Jiyan was the first film made in South Kurdistan. It's about the aftermath of the infamous chemical attack of 1988, thus often referred to as 'the Halabja movie'. It was nominated for the Tiger Award at International Film Festival Rotterdam, and became a festival favorite receiving numerous awards and high critical acclaim, including four-star ratings by BBC World and The Guardian.

Rosebiani's follow up were two documentaries: Saddam's Mass Graves (2003) and Chemical Ali (2004) both depicting Saddam Husseins and his cousin's crimes against the Kurds. Saddam's Mass Graves toured the United States following its premiere at the Tribeca Film Festival in 2004.

Rosebiani's television productions include a sitcom pilot (3 episodes) entitled Radio Citadel (2006), and a dramatic series pilot entitled House of Hope (2014) about gender-related violence and women's empowerment.

Rosebiani's narrative features, Chaplin of the Mountains (2013) and One Candle, Two Candles (Kurdish title: Êk Momik, Du Momik) (2014) opened in NYC to mixed reviews.

"Chaplin..." was chosen as NYT critics' pick (Feb. 22, 2015) during its USA theatrical run. "Chaplin..." is the first English language film made in the Kurdistan region with a mixed cast of locals, Americans, and Europeans.

"Candles..." was selected as a candidate for the 2015 Golden Globes Award. "Candles..." tackles domestic violence in a patriarchal society while depicting a headlong confrontation between the old school and the new generation.

Rosebiani's latest work is the documentary The 100-Day Promise about the war with ISIS in Iraq.

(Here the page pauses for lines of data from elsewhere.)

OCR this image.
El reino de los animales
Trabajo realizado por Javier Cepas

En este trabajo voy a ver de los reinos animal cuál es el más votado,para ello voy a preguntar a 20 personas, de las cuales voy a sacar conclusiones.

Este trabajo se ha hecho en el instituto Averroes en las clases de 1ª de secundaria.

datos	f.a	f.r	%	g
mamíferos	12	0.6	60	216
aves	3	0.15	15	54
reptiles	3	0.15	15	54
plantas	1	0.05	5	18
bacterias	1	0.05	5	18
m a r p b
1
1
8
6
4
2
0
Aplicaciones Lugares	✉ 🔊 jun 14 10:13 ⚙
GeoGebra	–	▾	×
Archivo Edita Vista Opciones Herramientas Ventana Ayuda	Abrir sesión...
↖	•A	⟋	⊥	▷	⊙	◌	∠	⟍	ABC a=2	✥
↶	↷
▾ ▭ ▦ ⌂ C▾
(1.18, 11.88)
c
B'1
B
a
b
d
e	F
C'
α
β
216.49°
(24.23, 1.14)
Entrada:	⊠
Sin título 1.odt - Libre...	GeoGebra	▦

Rosebiani lives between California and Kurdistan, and has two children (Avesta born 2004, and Janovan born 2006).

==Filmography==
- Dance of the Pendulum – 1995
- Jiyan (Life) – 2002
- Saddam's Mass Graves (documentary) – 2003
- Chemical Ali's Anfal (documentary) – 2004
- Radyo Qelat (Radio Citadel) (Sitcom) – 2007
- Chaplin of the Mountains – 2013
- One Candle, Two Candles – 2014
- The House of Hope (TV series pilot) – 2014
- The 100-Day Promise (documentary) – 2015

==Awards==
- Nominated – Tiger Award – Rotterdam International Film Festival – 2002
- Winner – Special Jury Award – New Director's Showcase, Seattle Int'l Film Festival – 2002
- Winner – Best film – Festroia International Film Festival, Setúbal, Portugal – 2002
- Special Mention – In The Spirit of Freedom Award – 19th Jerusalem Int'l Film Festival – 2002
- Winner – Best film – Rights to Have Rights Film Festival, Modena, Italy – 2003

==Reviewer quotes==
Chaplin of the Mountains:

- "Writer and director, Jano Rosebiani, brings a surprising lightness to his material, which is further buoyed by a melodic soundtrack and Jonas Sacks's lovely landscape photography".

One Candle, Two Candles:
- "[Rosebiani] manages to depict the still horrendous conditions faced by the region's women while demonstrating the growing artistic freedom seeping into its milieu".